The Student News Site of Macalester College

The Mac Weekly

The Student News Site of Macalester College

The Mac Weekly

The Student News Site of Macalester College

The Mac Weekly

'Aching need' for Human Rights concentration met

By Anna Waugh

-After two years of collaboration between multiple departments, a Human Rights and Humanitarianism concentration is set to become part of Macalester’s curriculum. The faculty’s Educational Policy and Governance committee signed off on the concentration at a meeting Nov. 5.While the concentration was first approved by EPAG on Oct. 23, the committee delayed officially adding it to the curriculum until faculty reviewed it.

English professor Jim Dawes will be the coordinator of the concentration and has played a key role in its creation.

“There is an aching need for this,” he said.

The concentration will be the fifth offered at Macalester and will be open to students of all majors.

Though approved in October, there has been hesitation among some on the faculty to continue to create new concentrations at Macalester when the structure is slated for reevaluation this academic year. EPAG chair and Psychology professor Kendrick Brown announced Wednesday that EPAG would consider no more concentration proposals until the reevaluation is complete.

“The general structure of concentrations at Macalester needs attention, and the college should pause at this point to re-think concentrations in general,” International Studies department chair David Moore said.

One of the main concerns is to find a way to offer enough programs to cover student interests at Macalester without offering so many as to jeopardize what is already offered, Brown said.

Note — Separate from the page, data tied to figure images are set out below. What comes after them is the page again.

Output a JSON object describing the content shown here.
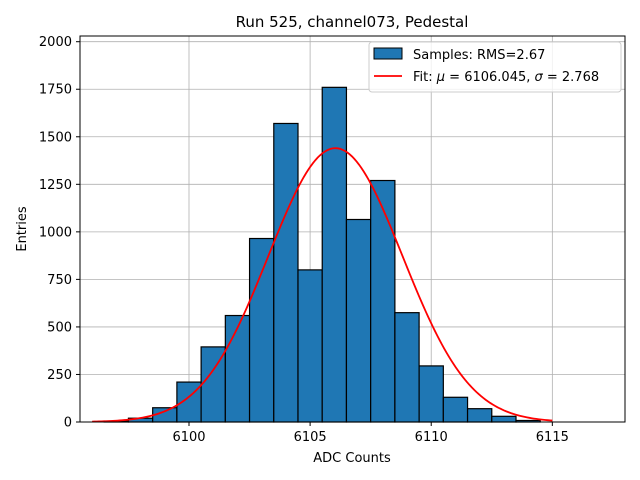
{
  "chart_data": {
    "type": "bar",
    "title": "Run 525, channel073, Pedestal",
    "xlabel": "ADC Counts",
    "ylabel": "Entries",
    "xlim": [
      6095.5,
      6118.0
    ],
    "ylim": [
      0,
      2030
    ],
    "xticks": [
      6100,
      6105,
      6110,
      6115
    ],
    "yticks": [
      0,
      250,
      500,
      750,
      1000,
      1250,
      1500,
      1750,
      2000
    ],
    "grid": true,
    "legend_position": "top-right",
    "bin_width": 1,
    "bins": [
      {
        "x": 6097,
        "value": 5
      },
      {
        "x": 6098,
        "value": 20
      },
      {
        "x": 6099,
        "value": 75
      },
      {
        "x": 6100,
        "value": 210
      },
      {
        "x": 6101,
        "value": 395
      },
      {
        "x": 6102,
        "value": 560
      },
      {
        "x": 6103,
        "value": 965
      },
      {
        "x": 6104,
        "value": 1570
      },
      {
        "x": 6105,
        "value": 800
      },
      {
        "x": 6106,
        "value": 1760
      },
      {
        "x": 6107,
        "value": 1065
      },
      {
        "x": 6108,
        "value": 1270
      },
      {
        "x": 6109,
        "value": 575
      },
      {
        "x": 6110,
        "value": 295
      },
      {
        "x": 6111,
        "value": 130
      },
      {
        "x": 6112,
        "value": 70
      },
      {
        "x": 6113,
        "value": 30
      },
      {
        "x": 6114,
        "value": 8
      }
    ],
    "fit": {
      "mu": 6106.045,
      "sigma": 2.768,
      "amplitude": 1440,
      "x_range": [
        6096,
        6115
      ]
    },
    "series": [
      {
        "name": "Samples: RMS=2.67",
        "type": "histogram",
        "color": "#1f77b4"
      },
      {
        "name_prefix": "Fit: ",
        "mu_symbol": "μ",
        "mu_text": " = 6106.045, ",
        "sigma_symbol": "σ",
        "sigma_text": " = 2.768",
        "type": "line",
        "color": "#ff0000"
      }
    ]
  }
}
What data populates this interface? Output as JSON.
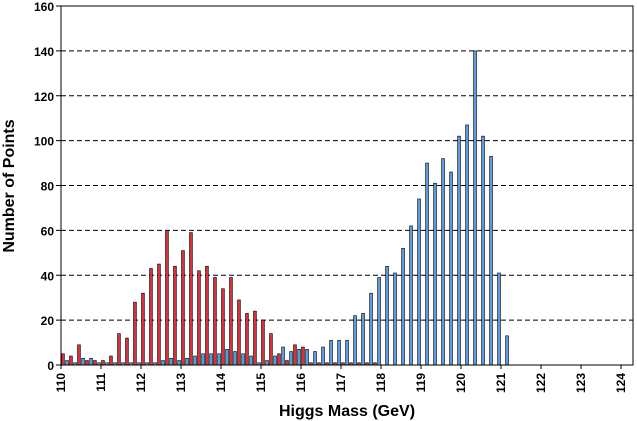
{
  "chart_data": {
    "type": "bar",
    "title": "",
    "xlabel": "Higgs Mass (GeV)",
    "ylabel": "Number of Points",
    "xlim": [
      110,
      124.3
    ],
    "ylim": [
      0,
      160
    ],
    "x_ticks": [
      "110",
      "111",
      "112",
      "113",
      "114",
      "115",
      "116",
      "117",
      "118",
      "119",
      "120",
      "121",
      "122",
      "123",
      "124"
    ],
    "y_ticks": [
      "0",
      "20",
      "40",
      "60",
      "80",
      "100",
      "120",
      "140",
      "160"
    ],
    "grid": "horizontal dashed",
    "bin_width": 0.2,
    "series": [
      {
        "color": "#d8323a",
        "x": [
          110.1,
          110.3,
          110.5,
          110.7,
          110.9,
          111.1,
          111.3,
          111.5,
          111.7,
          111.9,
          112.1,
          112.3,
          112.5,
          112.7,
          112.9,
          113.1,
          113.3,
          113.5,
          113.7,
          113.9,
          114.1,
          114.3,
          114.5,
          114.7,
          114.9,
          115.1,
          115.3,
          115.5,
          115.7,
          115.9,
          116.1,
          116.3,
          116.5,
          116.7,
          116.9,
          117.1,
          117.3,
          117.5,
          117.7,
          117.9,
          118.1,
          118.3,
          118.5,
          118.7,
          118.9
        ],
        "values": [
          5,
          4,
          9,
          2,
          2,
          2,
          4,
          14,
          12,
          28,
          32,
          43,
          45,
          60,
          44,
          51,
          59,
          42,
          44,
          39,
          34,
          39,
          29,
          23,
          24,
          20,
          14,
          5,
          2,
          9,
          8,
          1,
          1,
          1,
          1,
          1,
          1,
          1,
          1,
          1,
          0,
          0,
          0,
          0,
          0
        ]
      },
      {
        "color": "#5b9be0",
        "x": [
          110.1,
          110.3,
          110.5,
          110.7,
          110.9,
          111.1,
          111.3,
          111.5,
          111.7,
          111.9,
          112.1,
          112.3,
          112.5,
          112.7,
          112.9,
          113.1,
          113.3,
          113.5,
          113.7,
          113.9,
          114.1,
          114.3,
          114.5,
          114.7,
          114.9,
          115.1,
          115.3,
          115.5,
          115.7,
          115.9,
          116.1,
          116.3,
          116.5,
          116.7,
          116.9,
          117.1,
          117.3,
          117.5,
          117.7,
          117.9,
          118.1,
          118.3,
          118.5,
          118.7,
          118.9,
          119.1,
          119.3,
          119.5,
          119.7,
          119.9,
          120.1,
          120.3,
          120.5,
          120.7,
          120.9,
          121.1,
          121.3,
          121.5,
          121.7,
          121.9,
          122.1,
          122.3,
          122.5,
          122.7,
          122.9,
          123.1,
          123.3,
          123.5,
          123.7,
          123.9
        ],
        "values": [
          2,
          1,
          3,
          3,
          1,
          1,
          1,
          1,
          1,
          1,
          1,
          1,
          2,
          3,
          2,
          3,
          4,
          5,
          5,
          5,
          7,
          6,
          5,
          4,
          1,
          2,
          4,
          8,
          6,
          7,
          7,
          6,
          8,
          11,
          11,
          11,
          22,
          23,
          32,
          39,
          44,
          41,
          52,
          62,
          74,
          90,
          81,
          92,
          86,
          102,
          107,
          140,
          102,
          93,
          41,
          13,
          0,
          0,
          0,
          0,
          0,
          0,
          0,
          0,
          0,
          0,
          0,
          0,
          0,
          0
        ]
      }
    ]
  }
}
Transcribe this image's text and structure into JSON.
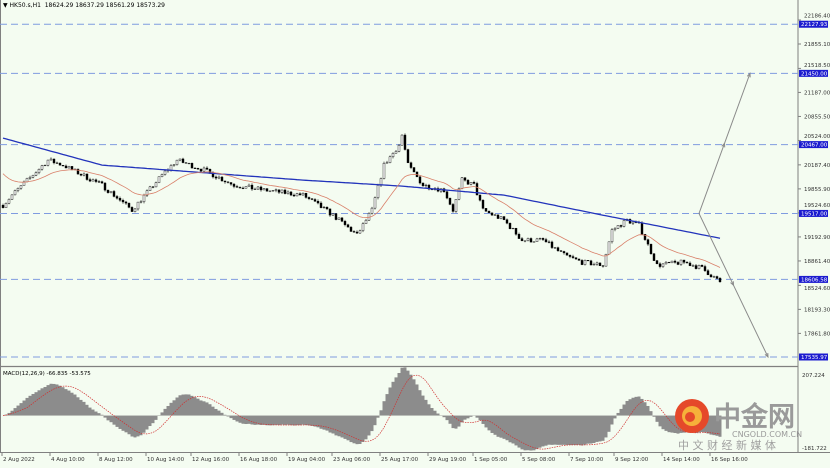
{
  "header": {
    "symbol_label": "HK50.s,H1",
    "ohlc": "18624.29 18637.29 18561.29 18573.29"
  },
  "colors": {
    "background": "#f4fcf1",
    "level_line": "#7f9be0",
    "level_label_bg": "#1c1ccf",
    "ma_slow": "#2233bb",
    "ma_fast": "#d9806a",
    "candle": "#000000",
    "macd_hist": "#8c8c8c",
    "macd_signal": "#d03030",
    "projection": "#8a8a8a"
  },
  "macd": {
    "label": "MACD(12,26,9) -66.835 -53.575",
    "axis_top": "207.224",
    "axis_bottom": "-181.722"
  },
  "watermark": {
    "brand_cn": "中金网",
    "brand_en": "CNGOLD.COM.CN",
    "tagline": "中 文 财 经 新 媒 体"
  },
  "chart_data": {
    "type": "candlestick",
    "timeframe": "H1",
    "ylim": [
      17535.97,
      22186.4
    ],
    "price_ticks": [
      "22186.40",
      "21855.10",
      "21518.50",
      "21187.00",
      "20855.50",
      "20524.00",
      "20187.40",
      "19855.90",
      "19524.60",
      "19192.90",
      "18861.40",
      "18524.60",
      "18193.30",
      "17861.80"
    ],
    "price_tick_values": [
      22186.4,
      21855.1,
      21518.5,
      21187.0,
      20855.5,
      20524.0,
      20187.4,
      19855.9,
      19524.6,
      19192.9,
      18861.4,
      18524.6,
      18193.3,
      17861.8
    ],
    "levels": [
      {
        "label": "22127.93",
        "value": 22127.93
      },
      {
        "label": "21450.00",
        "value": 21450.0
      },
      {
        "label": "20467.00",
        "value": 20467.0
      },
      {
        "label": "19517.00",
        "value": 19517.0
      },
      {
        "label": "18606.58",
        "value": 18606.58
      },
      {
        "label": "17535.97",
        "value": 17535.97
      }
    ],
    "time_labels": [
      {
        "label": "2 Aug 2022",
        "bar": 0
      },
      {
        "label": "4 Aug 10:00",
        "bar": 16
      },
      {
        "label": "8 Aug 12:00",
        "bar": 32
      },
      {
        "label": "10 Aug 14:00",
        "bar": 48
      },
      {
        "label": "12 Aug 16:00",
        "bar": 63
      },
      {
        "label": "16 Aug 18:00",
        "bar": 79
      },
      {
        "label": "19 Aug 04:00",
        "bar": 95
      },
      {
        "label": "23 Aug 06:00",
        "bar": 110
      },
      {
        "label": "25 Aug 17:00",
        "bar": 126
      },
      {
        "label": "29 Aug 19:00",
        "bar": 142
      },
      {
        "label": "1 Sep 05:00",
        "bar": 157
      },
      {
        "label": "5 Sep 08:00",
        "bar": 173
      },
      {
        "label": "7 Sep 10:00",
        "bar": 189
      },
      {
        "label": "9 Sep 12:00",
        "bar": 204
      },
      {
        "label": "14 Sep 14:00",
        "bar": 220
      },
      {
        "label": "16 Sep 16:00",
        "bar": 236
      }
    ],
    "bar_count": 240,
    "close_path": [
      [
        0,
        19631
      ],
      [
        3,
        19770
      ],
      [
        15,
        20253
      ],
      [
        20,
        20184
      ],
      [
        33,
        19908
      ],
      [
        43,
        19562
      ],
      [
        53,
        20046
      ],
      [
        58,
        20253
      ],
      [
        67,
        20115
      ],
      [
        77,
        19908
      ],
      [
        87,
        19839
      ],
      [
        100,
        19770
      ],
      [
        110,
        19493
      ],
      [
        118,
        19217
      ],
      [
        123,
        19562
      ],
      [
        127,
        20184
      ],
      [
        132,
        20460
      ],
      [
        133,
        20598
      ],
      [
        135,
        20184
      ],
      [
        140,
        19908
      ],
      [
        147,
        19839
      ],
      [
        150,
        19562
      ],
      [
        153,
        19977
      ],
      [
        157,
        19908
      ],
      [
        160,
        19562
      ],
      [
        167,
        19424
      ],
      [
        173,
        19148
      ],
      [
        180,
        19148
      ],
      [
        187,
        18941
      ],
      [
        193,
        18844
      ],
      [
        200,
        18803
      ],
      [
        203,
        19286
      ],
      [
        208,
        19424
      ],
      [
        212,
        19355
      ],
      [
        215,
        19079
      ],
      [
        218,
        18803
      ],
      [
        227,
        18844
      ],
      [
        233,
        18761
      ],
      [
        239,
        18573.29
      ]
    ],
    "last_ohlc": {
      "open": 18624.29,
      "high": 18637.29,
      "low": 18561.29,
      "close": 18573.29
    },
    "ma_slow_path": [
      [
        0,
        20557
      ],
      [
        33,
        20184
      ],
      [
        100,
        19977
      ],
      [
        133,
        19894
      ],
      [
        167,
        19770
      ],
      [
        200,
        19493
      ],
      [
        239,
        19175
      ]
    ],
    "projection_path": [
      [
        21450,
        249
      ],
      [
        19517,
        232
      ],
      [
        17535.97,
        255
      ]
    ]
  }
}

“[Concentrations] have been good for satisfying student interest, but you have to make sure they provide for sustainability and make sure that they accomplish the goals [they were designed for],” Brown said.

For a concentration to be viable, Brown said, multiple faculty members must have interest in contributing to the concentration.

The human rights concentration has gained support from faculty in 10 departments, Dawes said, and student interest has been high as well.

Dawes said he has received e-mails from high school students interested in coming to Macalester who had heard about the possible new concentration and were excited about its potential.

The new concentration has also gained recognition from other universities that offer academic programs in human rights, such as the University of Chicago and the University of Minnesota.

“This [concentration] seems appropriate and important for an institution like Macalester, which prides itself on its international student body and global focus,” Barbara Frey, the director of the Human Rights Program at the University of Minnesota, wrote in a letter to Dawes on Nov. 8. “Over the past decade, I have been pleased to see the dramatic increase in faculty expertise, public events and student activities on international issues at Macalester.